New York City’s Dishonest Attempt to Squelch a Gun-Rights Lawsuit

Last January, the Supreme Court agreed to hear a Second Amendment challenge to a New York City law that, among other restrictions, prohibited residents from taking their handguns outside the city. The Court was gearing up to rule on what would be the first Second Amendment case decided in a decade. But ever since, the city has been working feverishly to prevent the Court from hearing it. After all, the case would clarify the scope of the Second Amendment, and the gun control crowd certainly doesn’t want that — at least not from the current Court.

But this is about much more than guns. If the city’s sneaky attempts to avoid accountability are rewarded, other rights will suffer too.

At the core of New York’s shady actions are the legal concepts of “justiciability” and “mootness” — limits on the federal courts’ ability to hear cases. For a case to be justiciable, it must involve a “live” case or controversy. For example, if a state passed a law banning bumper stickers, and you sued, asking the Court to strike down the law as violating the First Amendment, the case would be moot if the state repealed its law before your case was heard.

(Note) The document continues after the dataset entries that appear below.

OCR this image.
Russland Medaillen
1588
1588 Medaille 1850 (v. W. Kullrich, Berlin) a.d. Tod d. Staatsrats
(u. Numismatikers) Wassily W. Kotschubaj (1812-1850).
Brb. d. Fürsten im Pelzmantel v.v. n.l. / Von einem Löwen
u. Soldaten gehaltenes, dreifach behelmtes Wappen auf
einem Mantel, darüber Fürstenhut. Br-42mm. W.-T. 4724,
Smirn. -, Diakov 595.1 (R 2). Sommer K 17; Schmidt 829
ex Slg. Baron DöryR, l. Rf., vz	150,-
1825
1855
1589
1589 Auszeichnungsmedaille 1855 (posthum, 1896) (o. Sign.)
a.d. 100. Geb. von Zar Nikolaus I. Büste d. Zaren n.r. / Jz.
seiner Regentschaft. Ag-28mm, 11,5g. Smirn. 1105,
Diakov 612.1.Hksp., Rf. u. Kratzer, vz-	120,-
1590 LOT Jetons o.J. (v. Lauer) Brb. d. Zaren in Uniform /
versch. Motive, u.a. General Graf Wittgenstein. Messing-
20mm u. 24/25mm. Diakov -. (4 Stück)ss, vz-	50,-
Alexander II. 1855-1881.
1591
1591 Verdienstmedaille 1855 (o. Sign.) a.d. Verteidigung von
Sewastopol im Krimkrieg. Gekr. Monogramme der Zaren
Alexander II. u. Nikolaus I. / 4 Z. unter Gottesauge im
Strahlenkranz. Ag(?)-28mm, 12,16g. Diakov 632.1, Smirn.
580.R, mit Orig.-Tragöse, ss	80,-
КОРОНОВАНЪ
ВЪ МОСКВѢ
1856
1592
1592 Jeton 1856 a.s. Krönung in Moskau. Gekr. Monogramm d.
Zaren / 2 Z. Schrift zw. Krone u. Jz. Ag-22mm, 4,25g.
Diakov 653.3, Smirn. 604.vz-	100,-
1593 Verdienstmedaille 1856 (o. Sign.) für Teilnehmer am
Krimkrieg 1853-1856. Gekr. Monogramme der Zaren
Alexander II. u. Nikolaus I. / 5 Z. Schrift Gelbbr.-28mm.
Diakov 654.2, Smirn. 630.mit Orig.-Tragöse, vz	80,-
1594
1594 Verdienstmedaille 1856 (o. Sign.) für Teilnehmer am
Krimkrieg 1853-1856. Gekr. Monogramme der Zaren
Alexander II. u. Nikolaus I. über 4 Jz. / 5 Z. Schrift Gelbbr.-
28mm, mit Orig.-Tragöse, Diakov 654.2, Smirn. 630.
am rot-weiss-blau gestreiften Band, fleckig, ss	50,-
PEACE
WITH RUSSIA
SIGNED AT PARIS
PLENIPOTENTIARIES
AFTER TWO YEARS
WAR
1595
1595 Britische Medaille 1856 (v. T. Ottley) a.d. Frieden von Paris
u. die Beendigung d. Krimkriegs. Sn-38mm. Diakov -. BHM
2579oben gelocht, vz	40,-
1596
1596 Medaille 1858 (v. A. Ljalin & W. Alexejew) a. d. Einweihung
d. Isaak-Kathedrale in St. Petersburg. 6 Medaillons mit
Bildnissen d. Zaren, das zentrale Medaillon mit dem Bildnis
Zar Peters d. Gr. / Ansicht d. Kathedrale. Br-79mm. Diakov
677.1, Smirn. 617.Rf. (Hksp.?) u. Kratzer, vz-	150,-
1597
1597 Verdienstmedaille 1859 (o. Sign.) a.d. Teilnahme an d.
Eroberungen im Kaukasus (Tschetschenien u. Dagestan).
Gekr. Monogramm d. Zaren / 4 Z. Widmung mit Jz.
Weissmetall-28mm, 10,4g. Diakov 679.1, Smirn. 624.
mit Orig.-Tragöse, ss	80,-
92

But there are certain situations where the courts won’t consider a case moot. After all, a government could keep violating people’s civil rights and avoid having its laws overturned by simply repealing the law just to enact it again later.

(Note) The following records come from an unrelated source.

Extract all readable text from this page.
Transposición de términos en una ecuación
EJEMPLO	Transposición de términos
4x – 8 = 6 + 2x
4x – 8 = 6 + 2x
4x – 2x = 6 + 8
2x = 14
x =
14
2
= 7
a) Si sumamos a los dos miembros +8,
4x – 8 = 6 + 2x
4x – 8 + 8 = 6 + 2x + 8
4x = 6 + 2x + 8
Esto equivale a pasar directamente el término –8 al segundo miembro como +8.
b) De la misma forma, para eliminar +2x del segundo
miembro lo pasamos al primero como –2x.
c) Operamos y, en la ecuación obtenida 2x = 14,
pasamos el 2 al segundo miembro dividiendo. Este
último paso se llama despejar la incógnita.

This is precisely the type of situation New York City has manufactured: It’s backing off now, presumably planning to wait until the Supreme Court’s makeup is more favorable. Almost as soon as the Supreme Court agreed to hear the case, the city reversed course on a law it has spent decades defending tooth and nail and requested that the Court delay the case to allow the city time to remove the rule. Originally, the city planned to have the police make a rule change — not even overturning the law. But the Court denied this request and, suspecting what the city was up to, several lawyers (including me) made sure, in amicus briefs, to address the city’s bad-faith attempt to escape the Court’s grasp.